But the country faces a number of challenges, such as ensuring that the benefits of market reform reach smaller customers as well as larger customers. Lower distribution tariffs and the ability for new entrants – both foreign and domestic – to compete in the market will ensure this happens. Austria's emission obligations under the Kyoto Protocol remain challenging and the country should implement, as a matter of urgency, the measures included in the Klimastrategie, the government's national climate strategy. Austria should also incorporate Kyoto flexible mechanisms into the climate strategy, particularly the EU emission allowance trading scheme.

International Energy Trade and Co-operation Lowers Costs and Enhances Energy Security
Austria makes good use of international energy trading and co-operation to enhance its energy security and lower the cost of providing energy to its citizens and industry. In the oil sector, Austria is compliant with its IEA oil stock obligation. The recent revisions of the Stockholding and Reporting law will help Austria to reliably and consistently report their stock levels above 90 days of domestic consumption. The steps taken to diversify natural gas supplies from Russia to include supplies from other countries – notably Norway and Germany – will increase natural gas security. Substantial electricity trade also increases security and cuts costs, and is particularly helpful, given the seasonal variations of Austria's hydroelectric production. The increase in transmission interconnection between Austria and Italy will prove helpful in this regard. International energy trade and co-operation are options that should be further explored.

Market Reform in Electricity and Gas Sectors
Austria is to be commended for fully opening its electricity and natural gas markets to competition well in advance of the EU timeline and before most other European countries. The reform process also includes establishing an independent regulator, regulated access to distribution networks and account unbundling in integrated electricity and natural gas utilities. Such market reform can improve the sector's efficiency – thus lowering costs – and enhance energy security.

A fully competitive market and its numerous benefits cannot be realised overnight, however. While larger consumers have enjoyed reduced power prices in the electricity sector, smaller customers have seen little or no change in their overall bills. The process requires continued efforts to extend the benefits of reform to all market participants, particularly smaller customers. Distribution tariffs for both electricity and natural gas are substantially higher in Austria than in comparable countries. Such high tariffs can inhibit competition in a number of ways and need to be dealt with. The possibility for further utility unbundling, or more significant separation of regulated and competitive activities within integrated utilities, should not be precluded.

Development of large newly-formed companies in both the natural gas and electricity markets requires close monitoring so that viable competitors do not face barriers when entering the market.

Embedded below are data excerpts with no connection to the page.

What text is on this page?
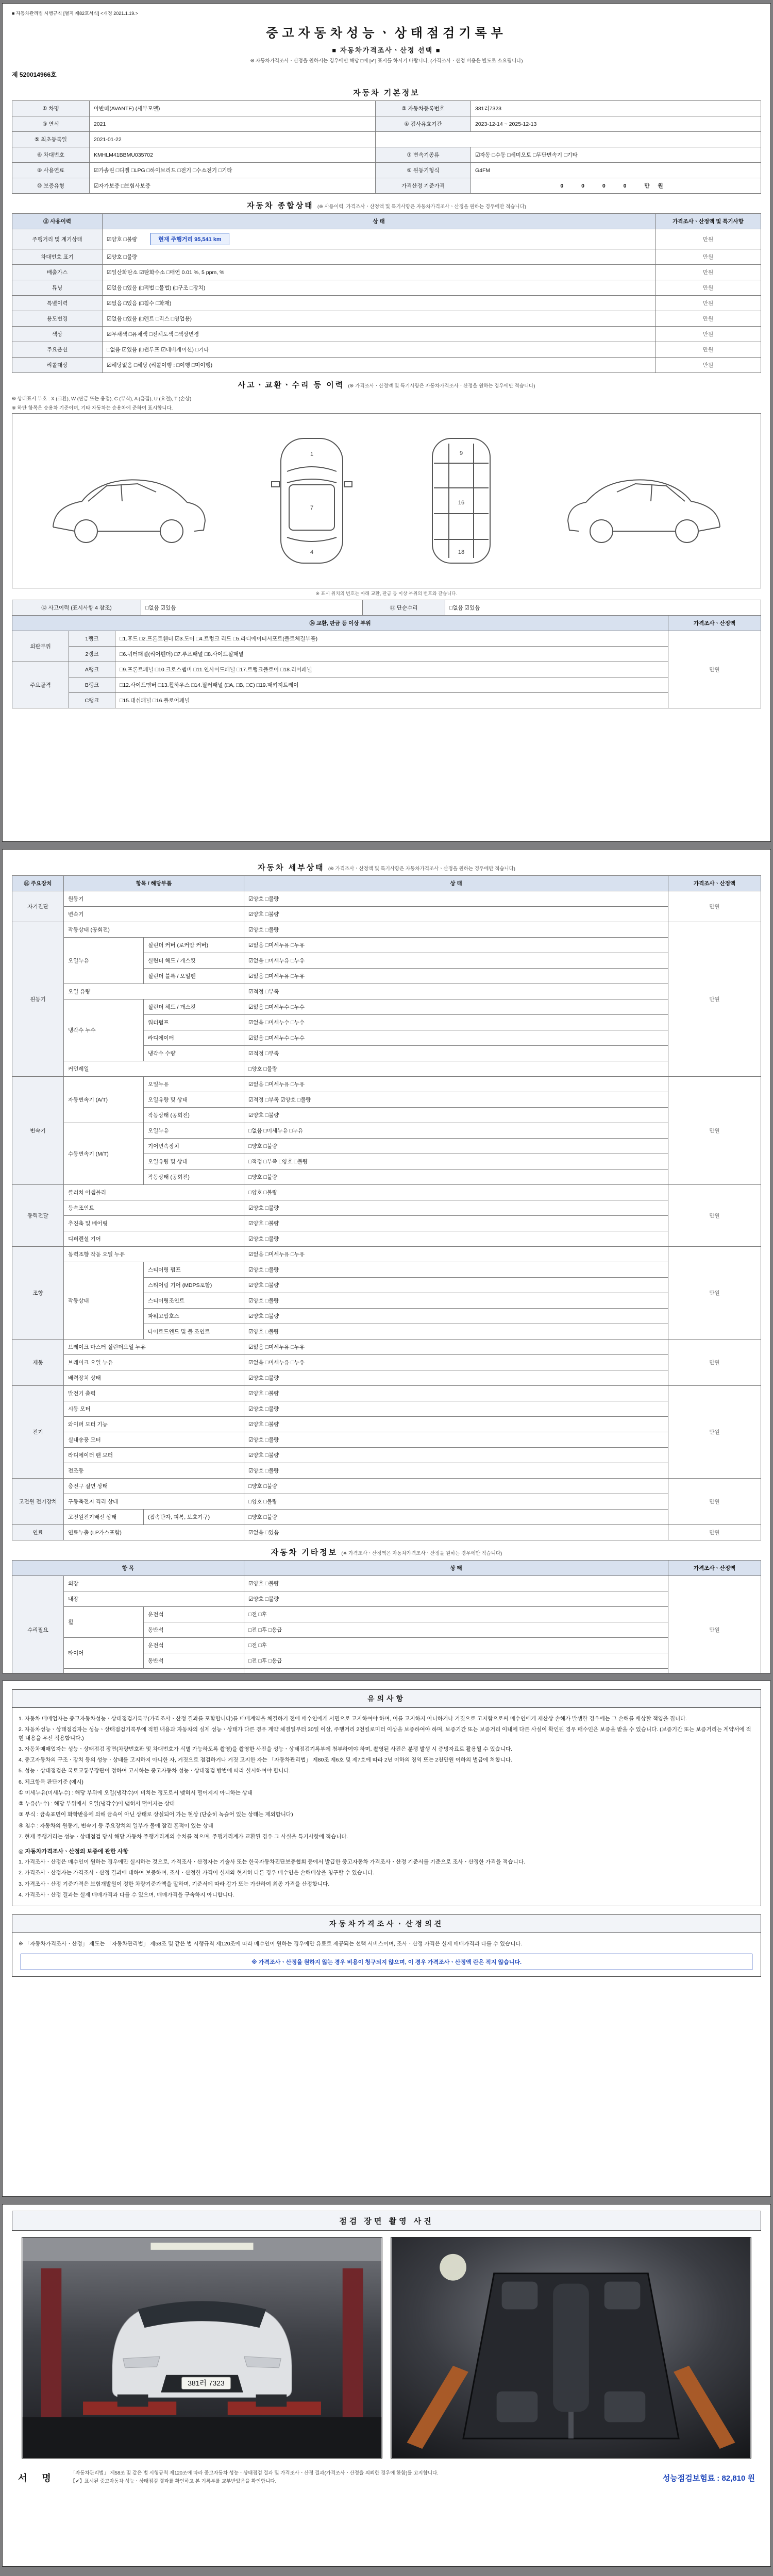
■ 자동차관리법 시행규칙 [별지 제82호서식] <개정 2021.1.19.>
중고자동차성능ㆍ상태점검기록부
■ 자동차가격조사ㆍ산정 선택 ■
※ 자동차가격조사ㆍ산정을 원하시는 경우에만 해당 □에 [✔] 표시를 하시기 바랍니다. (가격조사ㆍ산정 비용은 별도로 소요됩니다)
제 520014966호
자동차 기본정보
① 차명	아반떼(AVANTE) (세부모델)	② 자동차등록번호	381러7323
③ 연식	2021	④ 검사유효기간	2023-12-14 ~ 2025-12-13
⑤ 최초등록일	2021-01-22		
⑥ 차대번호	KMHLM41BBMU035702	⑦ 변속기종류	☑자동 □수동 □세미오토 □무단변속기 □기타
⑧ 사용연료	☑가솔린 □디젤 □LPG □하이브리드 □전기 □수소전기 □기타	⑨ 원동기형식	G4FM
⑩ 보증유형	☑자가보증 □보험사보증	가격산정 기준가격	0 0 0 0 만원
자동차 종합상태 (※ 사용이력, 가격조사ㆍ산정액 및 특기사항은 자동차가격조사ㆍ산정을 원하는 경우에만 적습니다)
⑪ 사용이력	상 태	가격조사ㆍ산정액 및 특기사항
주행거리 및 계기상태	☑양호 □불량 현재 주행거리 95,541 km	만원
차대번호 표기	☑양호 □불량	만원
배출가스	☑일산화탄소 ☑탄화수소 □매연 0.01 %, 5 ppm, %	만원
튜닝	☑없음 □있음 (□적법 □불법) (□구조 □장치)	만원
특별이력	☑없음 □있음 (□침수 □화재)	만원
용도변경	☑없음 □있음 (□렌트 □리스 □영업용)	만원
색상	☑무채색 □유채색 □전체도색 □색상변경	만원
주요옵션	□없음 ☑있음 (□썬루프 ☑네비게이션) □기타	만원
리콜대상	☑해당없음 □해당 (리콜이행 : □이행 □미이행)	만원
사고ㆍ교환ㆍ수리 등 이력 (※ 가격조사ㆍ산정액 및 특기사항은 자동차가격조사ㆍ산정을 원하는 경우에만 적습니다)
※ 상태표시 부호 : X (교환), W (판금 또는 용접), C (부식), A (흠집), U (요철), T (손상)
※ 하단 항목은 승용차 기준이며, 기타 자동차는 승용차에 준하여 표시합니다.
1
7
4
9
16
18
※ 표시 위치의 번호는 아래 교환, 판금 등 이상 부위의 번호와 같습니다.
⑫ 사고이력 (표시사항 4 참조)	□없음 ☑있음	⑬ 단순수리	□없음 ☑있음
⑭ 교환, 판금 등 이상 부위			가격조사ㆍ산정액
외판부위	1랭크	□1.후드 □2.프론트휀더 ☑3.도어 □4.트렁크 리드 □5.라디에이터서포트(볼트체결부품)	만원
	2랭크	□6.쿼터패널(리어휀더) □7.루프패널 □8.사이드실패널	
주요골격	A랭크	□9.프론트패널 □10.크로스멤버 □11.인사이드패널 □17.트렁크플로어 □18.리어패널	
	B랭크	□12.사이드멤버 □13.휠하우스 □14.필러패널 (□A, □B, □C) □19.패키지트레이	
	C랭크	□15.대쉬패널 □16.플로어패널	
자동차 세부상태 (※ 가격조사ㆍ산정액 및 특기사항은 자동차가격조사ㆍ산정을 원하는 경우에만 적습니다)
⑯ 주요장치	항목 / 해당부품		상 태	가격조사ㆍ산정액
자기진단	원동기		☑양호 □불량	만원
	변속기		☑양호 □불량	
원동기	작동상태 (공회전)		☑양호 □불량	만원
	오일누유	실린더 커버 (로커암 커버)	☑없음 □미세누유 □누유	
		실린더 헤드 / 개스킷	☑없음 □미세누유 □누유	
		실린더 블록 / 오일팬	☑없음 □미세누유 □누유	
	오일 유량		☑적정 □부족	
	냉각수 누수	실린더 헤드 / 개스킷	☑없음 □미세누수 □누수	
		워터펌프	☑없음 □미세누수 □누수	
		라디에이터	☑없음 □미세누수 □누수	
		냉각수 수량	☑적정 □부족	
	커먼레일		□양호 □불량	
변속기	자동변속기 (A/T)	오일누유	☑없음 □미세누유 □누유	만원
		오일유량 및 상태	☑적정 □부족 ☑양호 □불량	
		작동상태 (공회전)	☑양호 □불량	
	수동변속기 (M/T)	오일누유	□없음 □미세누유 □누유	
		기어변속장치	□양호 □불량	
		오일유량 및 상태	□적정 □부족 □양호 □불량	
		작동상태 (공회전)	□양호 □불량	
동력전달	클러치 어셈블리		□양호 □불량	만원
	등속조인트		☑양호 □불량	
	추진축 및 베어링		☑양호 □불량	
	디퍼렌셜 기어		☑양호 □불량	
조향	동력조향 작동 오일 누유		☑없음 □미세누유 □누유	만원
	작동상태	스티어링 펌프	☑양호 □불량	
		스티어링 기어 (MDPS포함)	☑양호 □불량	
		스티어링조인트	☑양호 □불량	
		파워고압호스	☑양호 □불량	
		타이로드엔드 및 볼 조인트	☑양호 □불량	
제동	브레이크 마스터 실린더오일 누유		☑없음 □미세누유 □누유	만원
	브레이크 오일 누유		☑없음 □미세누유 □누유	
	배력장치 상태		☑양호 □불량	
전기	발전기 출력		☑양호 □불량	만원
	시동 모터		☑양호 □불량	
	와이퍼 모터 기능		☑양호 □불량	
	실내송풍 모터		☑양호 □불량	
	라디에이터 팬 모터		☑양호 □불량	
	전조등		☑양호 □불량	
고전원 전기장치	충전구 절연 상태		□양호 □불량	만원
	구동축전지 격리 상태		□양호 □불량	
	고전원전기배선 상태	(접속단자, 피복, 보호기구)	□양호 □불량	
연료	연료누출 (LP가스포함)		☑없음 □있음	만원
자동차 기타정보 (※ 가격조사ㆍ산정액은 자동차가격조사ㆍ산정을 원하는 경우에만 적습니다)
항 목			상 태	가격조사ㆍ산정액
수리필요	외장		☑양호 □불량	만원
	내장		☑양호 □불량	
	휠	운전석	□전 □후	
		동반석	□전 □후 □응급	
	타이어	운전석	□전 □후	
		동반석	□전 □후 □응급	

유의사항

1. 자동차 매매업자는 중고자동차성능ㆍ상태점검기록부(가격조사ㆍ산정 결과를 포함합니다)를 매매계약을 체결하기 전에 매수인에게 서면으로 고지하여야 하며, 이를 고지하지 아니하거나 거짓으로 고지함으로써 매수인에게 재산상 손해가 발생한 경우에는 그 손해를 배상할 책임을 집니다.

2. 자동차성능ㆍ상태점검자는 성능ㆍ상태점검기록부에 적힌 내용과 자동차의 실제 성능ㆍ상태가 다른 경우 계약 체결일부터 30일 이상, 주행거리 2천킬로미터 이상을 보증하여야 하며, 보증기간 또는 보증거리 이내에 다른 사실이 확인된 경우 매수인은 보증을 받을 수 있습니다. (보증기간 또는 보증거리는 계약서에 적힌 내용을 우선 적용합니다.)

3. 자동차매매업자는 성능ㆍ상태점검 장면(차량번호판 및 차대번호가 식별 가능하도록 촬영)을 촬영한 사진을 성능ㆍ상태점검기록부에 첨부하여야 하며, 촬영된 사진은 분쟁 발생 시 증빙자료로 활용될 수 있습니다.

4. 중고자동차의 구조ㆍ장치 등의 성능ㆍ상태를 고지하지 아니한 자, 거짓으로 점검하거나 거짓 고지한 자는 「자동차관리법」 제80조 제6호 및 제7호에 따라 2년 이하의 징역 또는 2천만원 이하의 벌금에 처합니다.

5. 성능ㆍ상태점검은 국토교통부장관이 정하여 고시하는 중고자동차 성능ㆍ상태점검 방법에 따라 실시하여야 합니다.

6. 체크항목 판단기준 (예시)

① 미세누유(미세누수) : 해당 부위에 오일(냉각수)이 비치는 정도로서 맺혀서 떨어지지 아니하는 상태

② 누유(누수) : 해당 부위에서 오일(냉각수)이 맺혀서 떨어지는 상태

③ 부식 : 금속표면이 화학반응에 의해 금속이 아닌 상태로 상실되어 가는 현상 (단순히 녹슬어 있는 상태는 제외합니다)

④ 침수 : 자동차의 원동기, 변속기 등 주요장치의 일부가 물에 잠긴 흔적이 있는 상태

7. 현재 주행거리는 성능ㆍ상태점검 당시 해당 자동차 주행거리계의 수치를 적으며, 주행거리계가 교환된 경우 그 사실을 특기사항에 적습니다.

◎ 자동차가격조사ㆍ산정의 보증에 관한 사항

1. 가격조사ㆍ산정은 매수인이 원하는 경우에만 실시하는 것으로, 가격조사ㆍ산정자는 기술사 또는 한국자동차진단보증협회 등에서 발급한 중고자동차 가격조사ㆍ산정 기준서를 기준으로 조사ㆍ산정한 가격을 적습니다.

2. 가격조사ㆍ산정자는 가격조사ㆍ산정 결과에 대하여 보증하며, 조사ㆍ산정한 가격이 실제와 현저히 다른 경우 매수인은 손해배상을 청구할 수 있습니다.

3. 가격조사ㆍ산정 기준가격은 보험개발원이 정한 차량기준가액을 말하며, 기준서에 따라 감가 또는 가산하여 최종 가격을 산정합니다.

4. 가격조사ㆍ산정 결과는 실제 매매가격과 다를 수 있으며, 매매가격을 구속하지 아니합니다.

자동차가격조사ㆍ산정의견

※ 「자동차가격조사ㆍ산정」 제도는 「자동차관리법」 제58조 및 같은 법 시행규칙 제120조에 따라 매수인이 원하는 경우에만 유료로 제공되는 선택 서비스이며, 조사ㆍ산정 가격은 실제 매매가격과 다를 수 있습니다.

※ 가격조사ㆍ산정을 원하지 않는 경우 비용이 청구되지 않으며, 이 경우 가격조사ㆍ산정액 란은 적지 않습니다.
점검 장면 촬영 사진
381러 7323
서 명	「자동차관리법」 제58조 및 같은 법 시행규칙 제120조에 따라 중고자동차 성능ㆍ상태점검 결과 및 가격조사ㆍ산정 결과(가격조사ㆍ산정을 의뢰한 경우에 한함)를 고지합니다.

【✔】표시된 중고자동차 성능ㆍ상태점검 결과를 확인하고 본 기록부를 교부받았음을 확인합니다.	성능점검보험료 : 82,810 원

Experience has shown that markets which are dominated by one or two companies have been difficult for new entrants to penetrate, thus limiting competition and its benefits. Oversight of market power issues by the national and EU competition authorities is a positive step. It is essential to ensure that sufficient capacity on the transmission and distribution networks is offered at non-discriminatory terms to all players.

Meeting Climate Change Obligations
Austria faces a serious challenge in achieving its emissions target under the Kyoto Protocol. It must reduce greenhouse gas emissions 13% below 1990 levels by 2008 to 2012. In 2001, CO2 emissions, which make up over 80% of total GHG emissions, were approximately 16% above 1990 levels, rising 6% from 2000 to 2001 alone. While 2001 may have been a slightly anomalous year due to cold weather and low hydroelectric production, these figures clearly show that considerable work remains to be done.

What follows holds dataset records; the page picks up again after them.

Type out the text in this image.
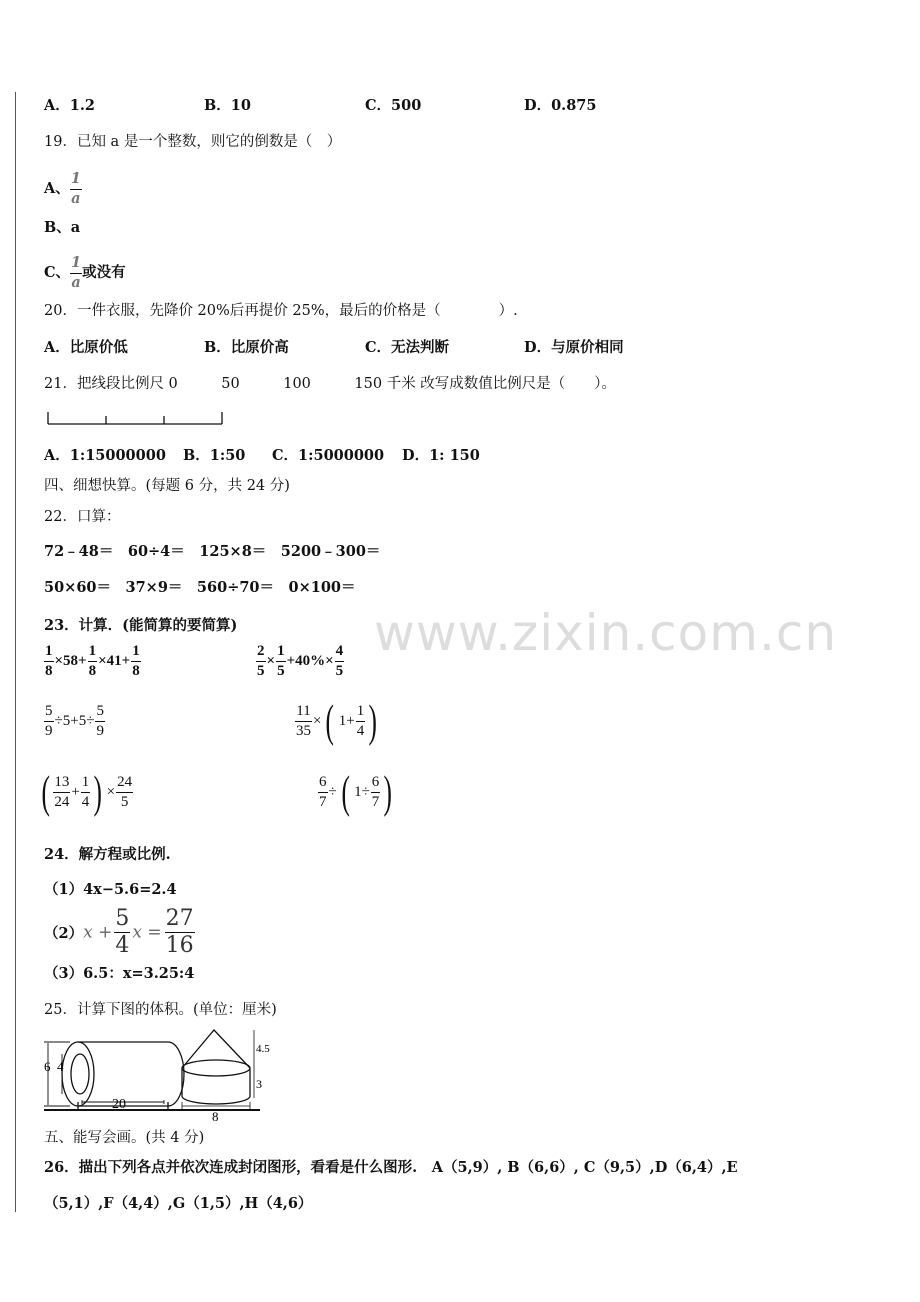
A．1.2	B．10	C．500	D．0.875
19．已知 a 是一个整数，则它的倒数是（　）
A、 $\frac{1}{a}$
B、a
C、 $\frac{1}{a}$ 或没有
20．一件衣服，先降价 20%后再提价 25%，最后的价格是（　　　　）.
A．比原价低	B．比原价高	C．无法判断	D．与原价相同
21．把线段比例尺 0　　　50　　　100　　　150 千米 改写成数值比例尺是（　　）。
A．1:15000000 B．1:50 C．1:5000000 D．1: 150
四、细想快算。(每题 6 分，共 24 分)
22．口算：
72﹣48＝　60÷4＝　125×8＝　5200﹣300＝
50×60＝　37×9＝　560÷70＝　0×100＝
23．计算．(能简算的要简算)
$\frac{1}{8} \times 58+ \frac{1}{8} \times 41+ \frac{1}{8}$	$\frac{2}{5} \times \frac{1}{5} +40\%\times \frac{4}{5}$
$\frac{5}{9} \div 5+5\div \frac{5}{9}$	$\frac{11}{35}$ ×( $1+ \frac{1}{4}$ )
( $\frac{13}{24} + \frac{1}{4}$ ) × $\frac{24}{5}$	$\frac{6}{7}$ ÷( $1\div \frac{6}{7}$ )
24．解方程或比例.
（1）4x−5.6=2.4
$(2)x + \frac{5}{4}$ $x = \frac{27}{16}$
（3）6.5：x=3.25:4
25．计算下图的体积。(单位：厘米)
6 4
20
4.5
3
8
五、能写会画。(共 4 分)
26．描出下列各点并依次连成封闭图形，看看是什么图形.　A（5,9）, B（6,6）, C（9,5）,D（6,4）,E
（5,1）,F（4,4）,G（1,5）,H（4,6）
www.zixin.com.cn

Passage of the Klimastrategie in June 2002 is a commendable step. The strategy includes a wide range of measures in all relevant sectors. The emissions and economic forecasts done in conjunction with the Klimastrategie showed that emission-cutting measures would help to improve macroeconomic performance for Austria. This conclusion is at odds with similar projections made by other countries and may warrant a review of the forecasts, to better understand the effects these measures will have on different sectors of the Austrian economy. The use of international flexible mechanisms should be further explored to determine how they can best be employed in conjunction with domestic measures. The EU emissions allowance trading scheme provides an opportunity to use international means to achieve emissions cuts at the lowest possible costs.

The support scheme for renewable energy has prompted an increase in renewable energy investments, particularly wind power. It is commendable that the responsibility to set the feed-in tariff has been moved from individual Land to the federal government, to secure consistency across the country. Austria should further consider introducing a digression scheme that gradually lowers feed-in tariffs to provide an incentive for producers to improve efficiency.